Florida workers were hit hard by the Great Recession and the economic recovery is coming to them more slowly than their counterparts in other states across the nation, according to a new report, the State of Working Florida.
The rise of low-wage industries, the report states, are negatively affecting the economy, even as they help it to recover.
The study, released Sept. 2, Labor Day, by the Research Institute on Social and Economic Policy, traces Florida’s recent economic history. Five years ago, the state was hit harder by the recession, due especially to the Miami construction industry. A couple years later, Florida was leading the nation in negative economic indicators, and now the state’s recovery is one of the worst nationwide.
The report lists a number of statistics showing the state’s dire situation. Florida worker makes $1,000 less annually than in years prior. In addition, the state now leads the nation in long-term unemployment; 53 percent of all unemployed workers in Florida have been out of work for more than six months. The national average is 43.7 percent.
Florida has seen some recovery: 13.5 percent of jobs lost during the recession were recovered. But that figure pales in comparison to the rest of the nation, where 34.6 percent of lost jobs were recovered.

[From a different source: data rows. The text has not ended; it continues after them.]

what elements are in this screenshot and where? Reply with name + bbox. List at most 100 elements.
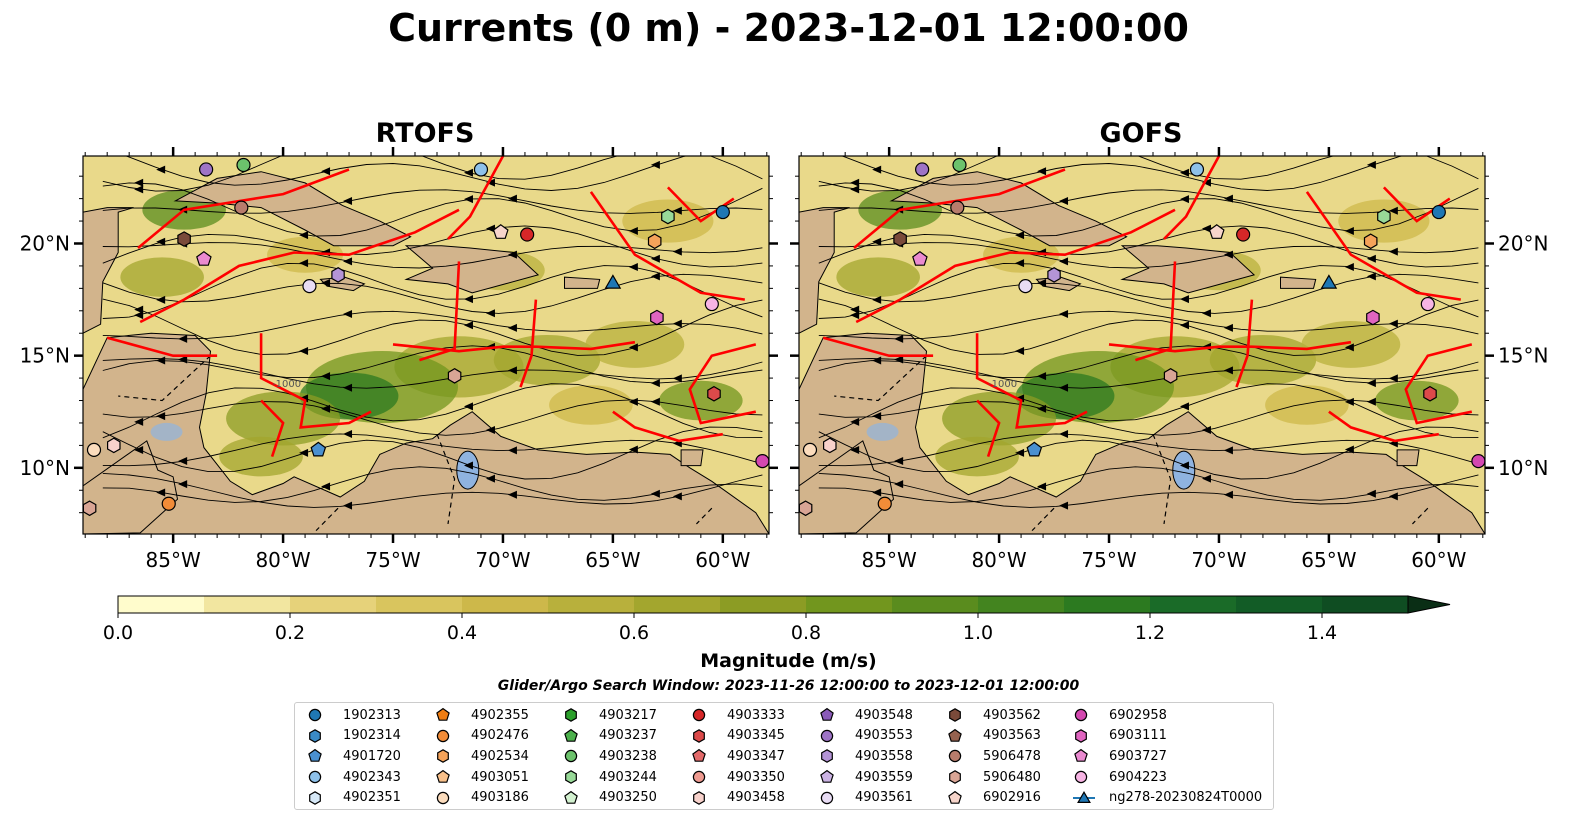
legend-label: 6902916 xyxy=(983,790,1041,806)
legend-label: 4903237 xyxy=(599,728,657,744)
float-marker xyxy=(234,200,249,215)
eez-boundary xyxy=(975,333,1088,429)
streamline-arrow xyxy=(343,383,353,392)
streamline-arrow xyxy=(463,321,473,330)
legend-label: 4903562 xyxy=(983,707,1041,723)
float-marker xyxy=(950,200,965,215)
streamline-arrow xyxy=(1201,426,1211,435)
streamline-arrow xyxy=(1179,461,1189,470)
float-marker xyxy=(310,441,327,457)
lake-maracaibo xyxy=(456,450,480,490)
streamline-arrow xyxy=(463,295,473,304)
legend-label: 6902958 xyxy=(1109,707,1167,723)
hexagon-marker-icon xyxy=(949,770,961,784)
legend-item: 5906480 xyxy=(947,767,1041,788)
legend-label: 4903238 xyxy=(599,748,657,764)
float-marker xyxy=(893,231,907,247)
legend-item: 1902313 xyxy=(307,705,401,726)
cuba-landmass xyxy=(889,171,1128,247)
streamlines xyxy=(102,156,763,510)
float-marker xyxy=(1047,267,1061,283)
y-tick-label: 10°N xyxy=(1498,456,1548,480)
streamline-arrow xyxy=(1344,263,1354,272)
streamline-arrow xyxy=(1201,224,1211,233)
legend-item: 6902916 xyxy=(947,787,1041,808)
legend-item: ng278-20230824T0000 xyxy=(1073,787,1262,808)
eez-boundary xyxy=(260,399,285,458)
current-speed-patch xyxy=(935,436,1019,477)
streamline-arrow xyxy=(485,178,495,187)
legend-column: 4903217 4903237 4903238 4903244 4903250 xyxy=(563,705,657,808)
eez-boundary xyxy=(612,410,723,443)
eez-boundary xyxy=(688,343,757,425)
eez-boundary xyxy=(419,261,461,362)
float-marker xyxy=(86,442,102,457)
map-panel-rtofs: -1000 xyxy=(83,156,769,534)
streamline-arrow xyxy=(485,474,495,483)
streamline-arrow xyxy=(1201,474,1211,483)
legend-label: 4903345 xyxy=(727,728,785,744)
streamline-arrow xyxy=(1037,279,1047,288)
legend-item: 4903561 xyxy=(819,787,913,808)
streamline-arrow xyxy=(485,426,495,435)
streamline-arrow xyxy=(134,305,144,314)
streamline-arrow xyxy=(1366,489,1376,498)
colorbar-bin xyxy=(1236,596,1323,613)
streamline-arrow xyxy=(1223,490,1233,499)
current-speed-patch xyxy=(120,257,204,297)
streamline-arrow xyxy=(628,226,638,235)
streamline-arrow xyxy=(650,379,660,388)
streamline xyxy=(818,466,1479,503)
colorbar-extend-arrow xyxy=(1407,595,1451,614)
hexagon-marker-icon xyxy=(565,770,577,784)
streamline-arrow xyxy=(850,311,860,320)
isobath-label: -1000 xyxy=(272,379,301,390)
legend-label: 6904223 xyxy=(1109,769,1167,785)
streamline-arrow xyxy=(1059,197,1069,206)
streamline xyxy=(102,310,763,340)
streamline-arrow xyxy=(1037,372,1047,381)
map-frame xyxy=(798,155,1486,535)
streamline xyxy=(818,426,1479,480)
central-south-america-landmass xyxy=(83,332,769,534)
streamline-arrow xyxy=(672,374,682,383)
streamline-arrow xyxy=(1344,226,1354,235)
streamline-arrow xyxy=(850,178,860,187)
float-marker xyxy=(1018,279,1033,294)
streamline-arrow xyxy=(872,295,882,304)
country-border xyxy=(118,355,211,402)
triangle-line-marker-icon xyxy=(1073,790,1095,803)
float-marker xyxy=(1363,233,1378,250)
streamline-arrow xyxy=(1179,195,1189,204)
y-tick-label: 15°N xyxy=(20,344,70,368)
legend-label: 4903350 xyxy=(727,769,785,785)
streamline-arrow xyxy=(343,501,353,510)
country-border xyxy=(436,433,456,524)
legend: 1902313 1902314 4901720 4902343 4902351 49023… xyxy=(294,702,1274,810)
circle-marker-icon xyxy=(820,791,834,804)
circle-marker-icon xyxy=(308,770,322,784)
streamline xyxy=(102,298,763,356)
eez-boundary xyxy=(822,336,934,358)
circle-marker-icon xyxy=(1074,709,1088,722)
colorbar-tick-label: 0.8 xyxy=(791,622,821,644)
float-marker xyxy=(492,224,509,239)
streamline-arrow xyxy=(321,167,331,176)
streamline xyxy=(102,189,763,214)
country-border xyxy=(1412,507,1429,525)
streamline-arrow xyxy=(343,310,353,319)
streamline xyxy=(818,433,1479,467)
streamline-arrow xyxy=(1344,397,1354,406)
puerto-rico-landmass xyxy=(1280,276,1317,289)
central-south-america-landmass xyxy=(799,332,1485,534)
hexagon-marker-icon xyxy=(949,708,961,723)
streamline-arrow xyxy=(1179,295,1189,304)
streamline-arrow xyxy=(343,197,353,206)
eez-boundary xyxy=(1235,299,1254,388)
legend-label: 5906478 xyxy=(983,748,1041,764)
float-marker xyxy=(106,437,121,454)
colorbar-tick-label: 0.6 xyxy=(619,622,649,644)
current-speed-patch xyxy=(942,391,1057,446)
streamline xyxy=(102,466,763,503)
streamline-arrow xyxy=(1179,321,1189,330)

Currently, about 1 in 10 Florida workers are looking for a job. In Florida, this isn’t because the workers are mismatched with current job openings – there simply are not jobs available. There are 4.5 job seekers for each job available in the first half of 2012, the report states. While this number varies across industries and trades, not a single sector of the economy had more job openings than applicants for employment.
Underemployment rates in the state are more than 17 percent, meaning that about 1 in 6 workers are either “unemployed, working less hours than desired, or waiting on the sidelines.”
The private sector is in some ways at the mercy of the public sector, which has been slashed by GOP Gov. Rick Scott and the extremely conservative legislature. “The jobs lost in the public sector have been heavily dampening the recovery,” the report says.
And while the recovery has been slow for all workers in all industries, it is still experienced unequally. The economy started to slightly improve relatively early for white workers, later for Hispanic workers – and not at all for black workers. In 2009, for example, unemployment rates for whites stopped going up in 2009, but did not do the same for Hispanics until two years later. And, according to SOWF, the highest rate of unemployment for white workers was still lower than the average for black workers over the past three decades.
Meanwhile, inequality has increased: the upper- and lower-income categories of the working class are further apart than they were in 1979, and since then “wage inequality between minority groups and [w]hites has only worsened.”
All of these factors, the report concludes, are leading to long-term stagnation for Florida’s economy and working people.
“Florida seems to be headed into another decade of jobless recovery, wage and income stagnation, more low-wage jobs, less public services, and more disparities between demographic groups,” says the report, which was authored by Bernardo Oseguera.
SOWF argues that raising wages is good economic policy, in that doing so would, aside from benefiting workers directly, stimulate the economy overall. Unfortunately, low-wage industries have been gaining ground at the expense of higher-wage industries such as manufacturing.
“It is important for policymakers to understand the value of continuing and expanding the support systems available to those who are out of work, including unemployment compensation, food stamps, and Medicaid,” the report concludes.
“These programs not only help families get through joblessness and economic hardship, but they perform an economic stimulus function of making sure that money is still circulating in the economy not just at the top end but for middle and low income workers as well.”